Although the term ‘paralanguage’ has been already introduced, according to Trager (1958), by the American linguist Archibald Hill (Hill 1958), and paralinguistics has been propagated by, amongst others, David Crystal (1971, 1974), it took some time until it evolved into an umbrella term, denoting a broad field, for everything that has to do with connotations instead of denotations. In the meantime, paralinguistic topics were dealt with as well by related fields such as pragmatics, ethnography of communication, socio- and psycholinguistics, or sociology and psychology.
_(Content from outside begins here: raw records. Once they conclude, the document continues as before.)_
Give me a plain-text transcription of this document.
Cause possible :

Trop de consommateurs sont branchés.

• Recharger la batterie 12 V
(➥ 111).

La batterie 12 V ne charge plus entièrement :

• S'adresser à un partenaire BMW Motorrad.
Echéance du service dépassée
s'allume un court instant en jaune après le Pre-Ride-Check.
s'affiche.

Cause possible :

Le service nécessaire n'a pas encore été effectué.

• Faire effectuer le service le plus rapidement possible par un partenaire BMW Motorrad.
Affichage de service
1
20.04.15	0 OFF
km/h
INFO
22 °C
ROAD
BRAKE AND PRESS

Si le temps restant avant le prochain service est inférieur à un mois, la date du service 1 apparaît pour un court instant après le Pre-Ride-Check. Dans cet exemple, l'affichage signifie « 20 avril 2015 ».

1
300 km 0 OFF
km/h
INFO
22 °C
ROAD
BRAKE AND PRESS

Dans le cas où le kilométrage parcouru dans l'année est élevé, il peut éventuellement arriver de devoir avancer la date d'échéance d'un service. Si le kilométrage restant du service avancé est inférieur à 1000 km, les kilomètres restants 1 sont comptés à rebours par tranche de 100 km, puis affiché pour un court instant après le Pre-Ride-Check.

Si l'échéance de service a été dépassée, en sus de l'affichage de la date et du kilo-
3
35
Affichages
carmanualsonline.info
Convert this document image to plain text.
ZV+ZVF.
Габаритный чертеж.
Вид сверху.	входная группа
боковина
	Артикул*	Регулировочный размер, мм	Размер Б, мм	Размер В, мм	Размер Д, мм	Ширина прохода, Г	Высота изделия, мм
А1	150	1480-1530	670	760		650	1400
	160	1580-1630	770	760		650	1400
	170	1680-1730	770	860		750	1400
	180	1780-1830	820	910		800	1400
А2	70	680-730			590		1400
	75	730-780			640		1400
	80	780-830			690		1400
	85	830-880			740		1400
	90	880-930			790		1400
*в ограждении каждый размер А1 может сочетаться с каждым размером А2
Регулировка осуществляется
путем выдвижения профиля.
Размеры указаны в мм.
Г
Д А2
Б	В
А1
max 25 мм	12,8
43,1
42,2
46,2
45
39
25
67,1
As a reaction to an emphasis on verbal communication, the field of Nonverbal Communication emerged in the 1960ies (Jones & LeBaron 2002).
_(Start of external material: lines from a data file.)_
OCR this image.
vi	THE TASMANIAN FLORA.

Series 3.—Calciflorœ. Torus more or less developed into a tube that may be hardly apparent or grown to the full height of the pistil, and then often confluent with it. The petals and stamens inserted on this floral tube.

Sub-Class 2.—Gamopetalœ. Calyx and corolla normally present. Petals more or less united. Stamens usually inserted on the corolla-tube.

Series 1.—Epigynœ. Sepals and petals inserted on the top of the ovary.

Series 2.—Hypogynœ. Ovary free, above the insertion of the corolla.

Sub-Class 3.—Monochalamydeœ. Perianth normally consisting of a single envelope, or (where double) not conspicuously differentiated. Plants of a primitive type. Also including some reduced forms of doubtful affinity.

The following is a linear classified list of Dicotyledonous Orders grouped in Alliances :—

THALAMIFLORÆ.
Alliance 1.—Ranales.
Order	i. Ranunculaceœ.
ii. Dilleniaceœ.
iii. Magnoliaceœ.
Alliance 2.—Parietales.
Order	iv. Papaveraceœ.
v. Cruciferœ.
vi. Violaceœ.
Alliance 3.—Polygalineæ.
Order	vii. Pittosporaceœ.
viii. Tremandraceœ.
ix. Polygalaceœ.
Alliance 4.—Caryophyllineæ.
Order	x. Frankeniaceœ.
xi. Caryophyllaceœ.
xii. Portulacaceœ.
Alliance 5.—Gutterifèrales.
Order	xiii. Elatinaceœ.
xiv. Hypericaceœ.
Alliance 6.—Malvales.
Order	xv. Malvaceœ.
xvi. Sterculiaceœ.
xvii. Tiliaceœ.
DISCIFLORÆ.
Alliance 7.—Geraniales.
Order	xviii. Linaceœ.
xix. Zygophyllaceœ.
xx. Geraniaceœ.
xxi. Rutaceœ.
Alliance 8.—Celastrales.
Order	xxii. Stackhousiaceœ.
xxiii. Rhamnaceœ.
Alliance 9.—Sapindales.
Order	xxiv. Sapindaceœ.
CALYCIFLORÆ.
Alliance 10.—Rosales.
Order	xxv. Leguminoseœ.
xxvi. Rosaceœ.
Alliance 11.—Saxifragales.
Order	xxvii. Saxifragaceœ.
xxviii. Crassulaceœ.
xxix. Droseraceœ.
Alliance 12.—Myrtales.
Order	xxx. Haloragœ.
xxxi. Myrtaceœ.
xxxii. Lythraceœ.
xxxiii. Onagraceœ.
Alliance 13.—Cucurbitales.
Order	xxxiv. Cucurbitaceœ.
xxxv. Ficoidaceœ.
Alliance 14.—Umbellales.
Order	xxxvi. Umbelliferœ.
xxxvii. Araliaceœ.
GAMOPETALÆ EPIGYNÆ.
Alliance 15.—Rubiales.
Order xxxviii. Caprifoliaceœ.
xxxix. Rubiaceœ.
We define paralinguistics as the field that models the human ability to communicate, beyond denotations, connotations (valence) with written or spoken language, or with vocal productions. Note that this also entails soliloquies (monologues) that principally can be overheard and recorded, following the maxim ‘you cannot not communicate’ (Watzlawick et al. 1967).
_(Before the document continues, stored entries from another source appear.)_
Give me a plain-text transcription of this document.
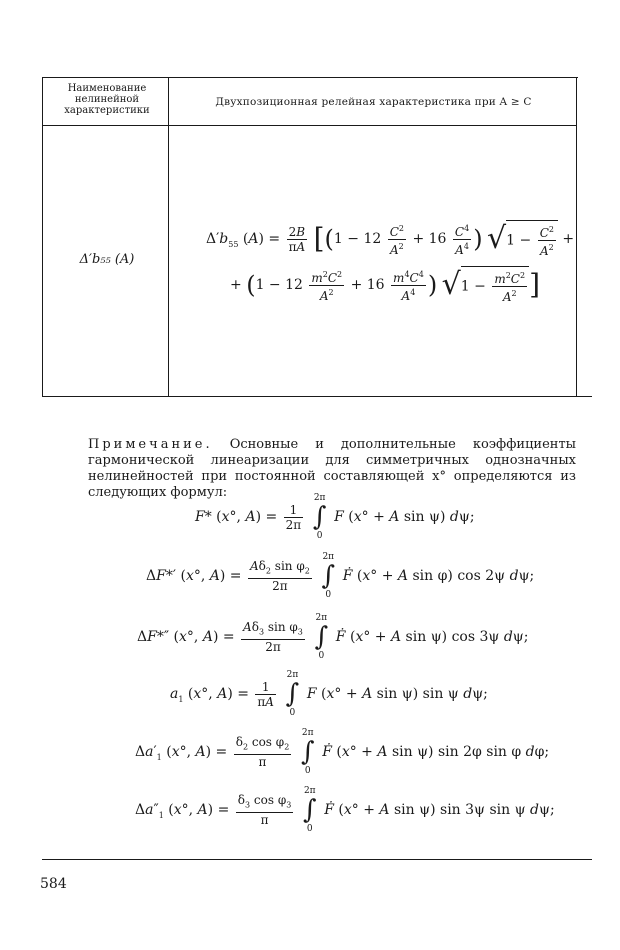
Наименование нелинейной характеристики
Двухпозиционная релейная характеристика при A ≥ C
Δ′b₅₅ (A)
$\Delta'b_{55}$ $(A) = \frac{2B}{\pi A} [(1 - 12 \frac{C^2}{A^2} + 16 \frac{C^4}{A^4}$ ) $√1 - \frac{C^2}{A^2}$ +
+ ($1 - 12 \frac{m^2C^2}{A^2} + 16 \frac{m^4C^4}{A^4}$ ) $√1 - \frac{m^2C^2}{A^2}$ ]
Примечание. Основные и дополнительные коэффициенты гармонической линеаризации для симметричных однозначных нелинейностей при постоянной составляющей x° определяются из следующих формул:
F* (x°, $A) = \frac{1}{2\pi}$

2π
∫
0
F (x° + A sin ψ) dψ;
ΔF*′ (x°, $A) = \frac{A\delta_2 \sin \varphi_2}{2\pi}$

2π
∫
0
Ḟ (x° + A sin φ) cos 2ψ dψ;
ΔF*″ (x°, $A) = \frac{A\delta_3 \sin \varphi_3}{2\pi}$

2π
∫
0
Ḟ (x° + A sin ψ) cos 3ψ dψ;
$a_1$ (x°, $A) = \frac{1}{\pi A}$

2π
∫
0
F (x° + A sin ψ) sin ψ dψ;
$\Delta a'_1$ (x°, $A) = \frac{\delta_2 \cos \varphi_2}{\pi}$

2π
∫
0
Ḟ (x° + A sin ψ) sin 2φ sin φ dφ;
$\Delta a''_1$ (x°, $A) = \frac{\delta_3 \cos \varphi_3}{\pi}$

2π
∫
0
Ḟ (x° + A sin ψ) sin 3ψ sin ψ dψ;
584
In Fig. 1, we present a feature model for defining paralinguistics and non-verbal communication and for telling the two fields apart, employing the binary features [vocal], [verbal], [dynamic], and [distant], and focusing on the individual that communicates. Paralinguistics pertains to (para-)language: (1) in the written modality, i. e., [-vocal,+verbal]; (2) in the spoken modality (speech): [+vocal,+verbal]; and (3) in more or less nonverbal productions: [+vocal,-verbal]. Short descriptions and examples are given in the column ‘sub-domain/phenomena’. Whereas paralinguistics is always [±dynamic,-distant] – features can be constant or change rapidly but describe the vocal signals produced by the speaker or its written equivalent, non-verbal communication is always [-vocal,-verbal]: Characteristics of the body are modelled, with different combinations of the binary values for [dynamic] and [distant], and within different modalities, communicated over different channels; terms are mostly taken from Burgoon et al. (2022). Most researched is arguably body kinesis.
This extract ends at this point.